Добровольцы кивнули и отправились готовиться к вылазке. Аннунсиата и отец Клауд пошли на кухню за горшком с гусиным жиром, а затем поднялись на крепостные ворота и собственноручно смазали механизм решетки, большую черную цепь и колеса, чтобы поднять их бесшумно. Аннунсиата поставила у механизма людей и расположилась в верхней комнате сторожевой башни. Время от времени ей мерещился звук поднимаемой решетки, но она понимала, что это лишь реакция перенапряженных нервов. На некотором отдалении от имения она разглядела темные силуэты палаток и отблеск походных костров, на которых противники готовили ужин. Многие из них наверняка квартировали в ее доме в Шоузе. Аннунсиата не могла представить себе, что они сделали с купальней – тем маленьким памятником ее упорству. Другие, скорее всего, располагались в деревне Твелвтриз, и ее кулаки непроизвольно сжимались при мысли о лошадях, которых, вероятно, украли или забрали именем принца Вильгельма, чтобы поставить их под седло для своих солдат, сражающихся против законного короля.

Наконец решетка поднялась, ворота открылись, и добровольцы вышли из крепости. Слава Богу, луна еще не взошла. Они вновь могли работать в темноте, потому что находились у себя дома. А враг, не знающий местности, был бы к тому же ослеплен огнем своих костров. Хорошо бы они не выставили часовых... Но противники были мятежниками, а не настоящими солдатами и Аннунсиата очень надеялась, что до этого они не додумаются.

Конечно, разобрать настил абсолютно бесшумно было невозможно. Аннунсиата выбрала самых сильных, с топорами и пилами, приказала им начать работу с обеих сторон моста, чтобы дело двигалось быстрее. Любой шорох в тишине ночи казался ей слишком громким. Она так сильно сжимала кулаки, всматриваясь ищущими глазами в темноту, что из-под ногтей выступила кровь. Раздался всплеск и приглушенный возглас: кто-то что-то уронил, возможно, инструмент.
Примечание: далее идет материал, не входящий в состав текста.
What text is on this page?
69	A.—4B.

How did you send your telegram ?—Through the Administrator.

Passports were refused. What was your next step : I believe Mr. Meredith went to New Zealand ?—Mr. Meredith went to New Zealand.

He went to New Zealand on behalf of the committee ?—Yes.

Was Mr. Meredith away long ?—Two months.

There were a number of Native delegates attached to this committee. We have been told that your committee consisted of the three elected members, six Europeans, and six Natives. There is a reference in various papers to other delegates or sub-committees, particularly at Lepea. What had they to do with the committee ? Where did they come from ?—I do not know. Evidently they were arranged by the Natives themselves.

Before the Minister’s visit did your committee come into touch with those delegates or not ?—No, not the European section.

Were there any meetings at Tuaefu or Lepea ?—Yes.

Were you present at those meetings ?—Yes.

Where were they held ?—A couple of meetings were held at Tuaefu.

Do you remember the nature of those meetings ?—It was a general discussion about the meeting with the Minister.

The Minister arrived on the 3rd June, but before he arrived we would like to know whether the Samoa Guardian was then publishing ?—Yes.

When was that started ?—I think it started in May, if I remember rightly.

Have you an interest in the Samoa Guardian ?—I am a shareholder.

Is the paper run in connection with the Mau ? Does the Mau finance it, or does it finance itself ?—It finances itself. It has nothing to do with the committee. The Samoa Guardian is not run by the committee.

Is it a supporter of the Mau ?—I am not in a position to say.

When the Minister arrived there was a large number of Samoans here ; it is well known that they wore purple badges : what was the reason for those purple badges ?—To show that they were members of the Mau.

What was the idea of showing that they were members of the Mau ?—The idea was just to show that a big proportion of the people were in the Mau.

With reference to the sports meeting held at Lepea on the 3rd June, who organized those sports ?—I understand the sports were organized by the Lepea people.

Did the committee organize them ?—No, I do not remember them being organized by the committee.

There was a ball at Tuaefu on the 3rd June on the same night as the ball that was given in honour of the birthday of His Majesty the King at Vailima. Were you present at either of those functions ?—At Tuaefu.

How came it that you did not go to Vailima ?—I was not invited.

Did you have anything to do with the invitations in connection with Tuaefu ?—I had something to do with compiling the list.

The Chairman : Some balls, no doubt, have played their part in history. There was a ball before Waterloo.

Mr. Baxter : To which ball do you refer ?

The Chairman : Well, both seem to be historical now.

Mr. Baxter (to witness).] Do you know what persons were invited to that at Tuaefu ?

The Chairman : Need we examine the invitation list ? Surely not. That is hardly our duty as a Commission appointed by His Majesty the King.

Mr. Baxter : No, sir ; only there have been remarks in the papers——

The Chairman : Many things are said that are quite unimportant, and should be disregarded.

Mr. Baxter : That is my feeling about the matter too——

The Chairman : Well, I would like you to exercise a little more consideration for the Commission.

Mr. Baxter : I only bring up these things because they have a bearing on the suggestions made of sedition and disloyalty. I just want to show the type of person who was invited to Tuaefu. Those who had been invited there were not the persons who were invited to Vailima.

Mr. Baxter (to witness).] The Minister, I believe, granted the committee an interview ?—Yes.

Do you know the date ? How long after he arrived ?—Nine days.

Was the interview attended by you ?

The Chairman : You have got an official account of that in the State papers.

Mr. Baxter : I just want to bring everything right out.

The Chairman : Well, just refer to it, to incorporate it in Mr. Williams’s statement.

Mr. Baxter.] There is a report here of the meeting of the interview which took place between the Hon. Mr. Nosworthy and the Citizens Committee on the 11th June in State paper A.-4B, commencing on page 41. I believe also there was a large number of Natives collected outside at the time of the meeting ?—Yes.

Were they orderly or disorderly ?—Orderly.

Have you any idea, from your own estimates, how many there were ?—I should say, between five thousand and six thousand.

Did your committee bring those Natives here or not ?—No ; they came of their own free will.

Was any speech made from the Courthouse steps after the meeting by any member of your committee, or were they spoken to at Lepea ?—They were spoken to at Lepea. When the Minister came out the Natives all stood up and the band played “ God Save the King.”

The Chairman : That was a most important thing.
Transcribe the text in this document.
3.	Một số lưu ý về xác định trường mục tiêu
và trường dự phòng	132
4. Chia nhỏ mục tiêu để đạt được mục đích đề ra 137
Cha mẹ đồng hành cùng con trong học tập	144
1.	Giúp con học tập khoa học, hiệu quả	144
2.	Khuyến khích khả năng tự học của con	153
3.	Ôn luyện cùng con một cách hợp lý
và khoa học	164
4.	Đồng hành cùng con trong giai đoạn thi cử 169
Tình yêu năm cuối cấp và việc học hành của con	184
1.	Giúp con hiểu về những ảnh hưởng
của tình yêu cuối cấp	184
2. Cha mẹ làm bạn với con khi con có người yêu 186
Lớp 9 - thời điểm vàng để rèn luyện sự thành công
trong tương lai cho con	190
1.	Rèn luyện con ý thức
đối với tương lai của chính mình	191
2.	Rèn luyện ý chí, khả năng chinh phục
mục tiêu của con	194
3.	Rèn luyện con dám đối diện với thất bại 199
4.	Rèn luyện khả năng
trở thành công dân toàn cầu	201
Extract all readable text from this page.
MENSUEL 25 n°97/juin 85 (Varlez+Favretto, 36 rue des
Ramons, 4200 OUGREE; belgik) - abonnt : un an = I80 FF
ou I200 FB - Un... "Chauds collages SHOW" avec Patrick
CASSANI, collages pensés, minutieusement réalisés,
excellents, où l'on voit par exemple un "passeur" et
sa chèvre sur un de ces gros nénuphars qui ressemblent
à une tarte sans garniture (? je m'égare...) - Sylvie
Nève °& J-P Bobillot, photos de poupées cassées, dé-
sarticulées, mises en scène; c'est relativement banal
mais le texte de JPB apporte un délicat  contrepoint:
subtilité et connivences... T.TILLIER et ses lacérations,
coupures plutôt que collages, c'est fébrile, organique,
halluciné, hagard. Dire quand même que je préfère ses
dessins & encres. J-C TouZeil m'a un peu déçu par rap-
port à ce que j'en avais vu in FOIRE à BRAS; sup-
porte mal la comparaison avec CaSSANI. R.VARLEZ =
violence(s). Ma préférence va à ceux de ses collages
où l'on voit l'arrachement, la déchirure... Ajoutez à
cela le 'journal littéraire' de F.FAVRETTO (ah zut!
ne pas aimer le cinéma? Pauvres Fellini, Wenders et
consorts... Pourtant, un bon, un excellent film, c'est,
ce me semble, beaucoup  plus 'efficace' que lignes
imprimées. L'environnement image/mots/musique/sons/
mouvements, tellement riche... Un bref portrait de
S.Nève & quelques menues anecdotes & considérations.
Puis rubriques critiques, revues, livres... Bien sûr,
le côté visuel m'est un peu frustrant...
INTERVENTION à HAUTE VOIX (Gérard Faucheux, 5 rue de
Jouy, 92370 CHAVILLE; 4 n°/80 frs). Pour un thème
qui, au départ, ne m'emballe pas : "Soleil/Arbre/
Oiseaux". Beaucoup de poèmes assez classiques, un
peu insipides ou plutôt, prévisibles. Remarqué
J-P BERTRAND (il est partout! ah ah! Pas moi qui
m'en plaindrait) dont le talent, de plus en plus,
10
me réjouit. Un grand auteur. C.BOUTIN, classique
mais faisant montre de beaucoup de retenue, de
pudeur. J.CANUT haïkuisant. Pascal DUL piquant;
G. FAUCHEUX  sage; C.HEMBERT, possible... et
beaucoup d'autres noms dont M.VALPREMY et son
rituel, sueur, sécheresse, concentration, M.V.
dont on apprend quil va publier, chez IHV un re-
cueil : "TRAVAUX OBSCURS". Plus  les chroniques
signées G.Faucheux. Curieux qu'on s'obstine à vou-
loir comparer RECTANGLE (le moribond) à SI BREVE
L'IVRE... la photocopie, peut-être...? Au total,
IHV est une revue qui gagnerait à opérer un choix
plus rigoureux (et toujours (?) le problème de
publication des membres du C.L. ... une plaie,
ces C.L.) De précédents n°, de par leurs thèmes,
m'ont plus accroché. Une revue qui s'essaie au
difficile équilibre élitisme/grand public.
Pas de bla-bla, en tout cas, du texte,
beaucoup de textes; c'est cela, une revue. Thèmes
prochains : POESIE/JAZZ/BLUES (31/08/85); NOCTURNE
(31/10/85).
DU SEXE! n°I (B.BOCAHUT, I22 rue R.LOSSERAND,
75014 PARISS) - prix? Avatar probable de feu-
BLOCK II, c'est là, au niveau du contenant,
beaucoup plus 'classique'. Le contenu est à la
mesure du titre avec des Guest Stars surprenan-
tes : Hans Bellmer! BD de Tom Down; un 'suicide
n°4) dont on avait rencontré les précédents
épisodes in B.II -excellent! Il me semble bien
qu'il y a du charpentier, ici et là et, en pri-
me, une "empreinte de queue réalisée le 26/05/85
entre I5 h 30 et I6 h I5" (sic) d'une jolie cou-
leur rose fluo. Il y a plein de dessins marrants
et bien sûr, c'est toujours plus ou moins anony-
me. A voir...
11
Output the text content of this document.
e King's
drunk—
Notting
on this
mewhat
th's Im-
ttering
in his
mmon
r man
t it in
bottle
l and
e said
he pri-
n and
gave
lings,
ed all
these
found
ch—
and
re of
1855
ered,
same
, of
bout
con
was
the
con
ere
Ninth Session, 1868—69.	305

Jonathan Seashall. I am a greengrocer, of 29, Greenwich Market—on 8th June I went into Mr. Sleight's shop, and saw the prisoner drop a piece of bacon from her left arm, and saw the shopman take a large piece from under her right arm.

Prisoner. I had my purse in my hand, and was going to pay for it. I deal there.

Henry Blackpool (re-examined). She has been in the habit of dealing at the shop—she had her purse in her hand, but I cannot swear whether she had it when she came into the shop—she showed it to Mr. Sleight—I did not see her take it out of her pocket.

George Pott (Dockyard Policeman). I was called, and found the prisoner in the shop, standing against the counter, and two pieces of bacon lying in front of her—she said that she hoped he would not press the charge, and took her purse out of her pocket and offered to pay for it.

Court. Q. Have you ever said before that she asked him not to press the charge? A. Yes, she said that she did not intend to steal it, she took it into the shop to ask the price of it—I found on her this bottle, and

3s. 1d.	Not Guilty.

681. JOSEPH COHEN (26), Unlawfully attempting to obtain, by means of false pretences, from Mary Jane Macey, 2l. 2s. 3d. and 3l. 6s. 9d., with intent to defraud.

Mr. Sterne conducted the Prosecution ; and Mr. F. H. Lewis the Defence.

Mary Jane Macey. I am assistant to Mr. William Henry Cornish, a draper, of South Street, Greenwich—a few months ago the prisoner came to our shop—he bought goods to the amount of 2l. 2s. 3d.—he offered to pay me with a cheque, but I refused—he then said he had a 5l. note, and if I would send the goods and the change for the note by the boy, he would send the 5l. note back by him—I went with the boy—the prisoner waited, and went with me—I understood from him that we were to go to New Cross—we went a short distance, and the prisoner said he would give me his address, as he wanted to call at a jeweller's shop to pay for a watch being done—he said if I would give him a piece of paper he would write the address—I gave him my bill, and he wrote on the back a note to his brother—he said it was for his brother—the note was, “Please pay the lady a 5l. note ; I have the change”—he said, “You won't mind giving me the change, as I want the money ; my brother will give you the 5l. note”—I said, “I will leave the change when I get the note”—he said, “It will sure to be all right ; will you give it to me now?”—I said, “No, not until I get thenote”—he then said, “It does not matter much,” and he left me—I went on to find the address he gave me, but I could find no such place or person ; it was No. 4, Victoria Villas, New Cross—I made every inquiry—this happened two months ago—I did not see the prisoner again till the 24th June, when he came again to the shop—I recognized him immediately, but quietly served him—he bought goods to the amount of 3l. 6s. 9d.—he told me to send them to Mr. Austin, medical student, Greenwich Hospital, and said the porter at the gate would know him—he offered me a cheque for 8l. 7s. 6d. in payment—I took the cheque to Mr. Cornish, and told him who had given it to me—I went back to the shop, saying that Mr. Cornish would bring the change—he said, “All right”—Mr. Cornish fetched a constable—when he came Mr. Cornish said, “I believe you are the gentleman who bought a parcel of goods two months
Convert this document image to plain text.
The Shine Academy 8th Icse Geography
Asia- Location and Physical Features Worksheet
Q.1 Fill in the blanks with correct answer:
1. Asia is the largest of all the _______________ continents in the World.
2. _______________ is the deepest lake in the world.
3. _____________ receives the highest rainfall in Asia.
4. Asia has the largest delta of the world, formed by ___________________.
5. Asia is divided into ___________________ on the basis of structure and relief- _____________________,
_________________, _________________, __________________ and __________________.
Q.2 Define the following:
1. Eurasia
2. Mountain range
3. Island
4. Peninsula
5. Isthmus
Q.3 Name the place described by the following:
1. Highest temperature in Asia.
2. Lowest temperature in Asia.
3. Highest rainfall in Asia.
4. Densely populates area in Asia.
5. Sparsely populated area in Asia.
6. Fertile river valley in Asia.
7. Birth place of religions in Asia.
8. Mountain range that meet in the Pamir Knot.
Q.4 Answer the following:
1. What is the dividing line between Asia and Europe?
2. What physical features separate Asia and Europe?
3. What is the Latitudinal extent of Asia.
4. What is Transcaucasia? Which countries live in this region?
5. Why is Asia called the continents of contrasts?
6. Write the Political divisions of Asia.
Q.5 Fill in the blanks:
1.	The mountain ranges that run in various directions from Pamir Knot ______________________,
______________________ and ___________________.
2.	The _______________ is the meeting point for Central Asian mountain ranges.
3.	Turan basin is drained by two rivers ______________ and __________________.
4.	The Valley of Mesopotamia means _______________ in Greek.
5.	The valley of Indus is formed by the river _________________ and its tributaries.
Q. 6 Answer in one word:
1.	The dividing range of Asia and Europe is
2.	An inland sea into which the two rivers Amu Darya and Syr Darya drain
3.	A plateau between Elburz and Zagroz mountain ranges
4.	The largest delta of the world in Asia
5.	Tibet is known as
Аннунсиата велела передать в замок доски, которые удалось высвободить. Если осада продлится долго, это дерево им очень понадобится. Кто-то из караульных с другой стороны моста негромко крикнул, и, напрягая зрение, она заметила движение со стороны лагеря. Быстрей, быстрей! Аннунсиата тяжело дышала. Добровольцы возобновили свою деятельность, работая еще быстрее, поэтому шума стало больше. Кто-то, боясь не успеть, начал рубить доски топором. Вдруг послышался крик, потом стон и почти одновременно мушкетный выстрел. Судя по направлению, там находился Уиллум, но сказать точно, кто кого убил, было невозможно. В лагере повстанцев поднялась тревога. Они наступали с криком, с разных сторон раздавались выстрелы. Аннунсиата насчитала шесть мушкетов. Теперь им нужно перезарядить их. У ее защитников было еще несколько минут.

– Пускайте в ход оружие, – крикнула она со своего поста.

Она видела силуэты караульных, но не могла разглядеть, что делается под стенами крепости на мосту, потому что было очень темно. Вспышка осветила Тома слева, в темноте раздался крик – он в кого-то попал. Затем оттуда же донесся звук мушкета Гиффорда. Но с минуты на минуту должны были подойти мятежники, потому что последовала вторая волна выстрелов, а под прикрытием огня в сторону крепости бежали восставшие. Внизу уже началась рукопашная, и Аннунсиата приказала своим людям отступать. Все было напрасно. Она спустилась вниз, но там стоял отец Клауд, который тут же оттеснил ее в сторону.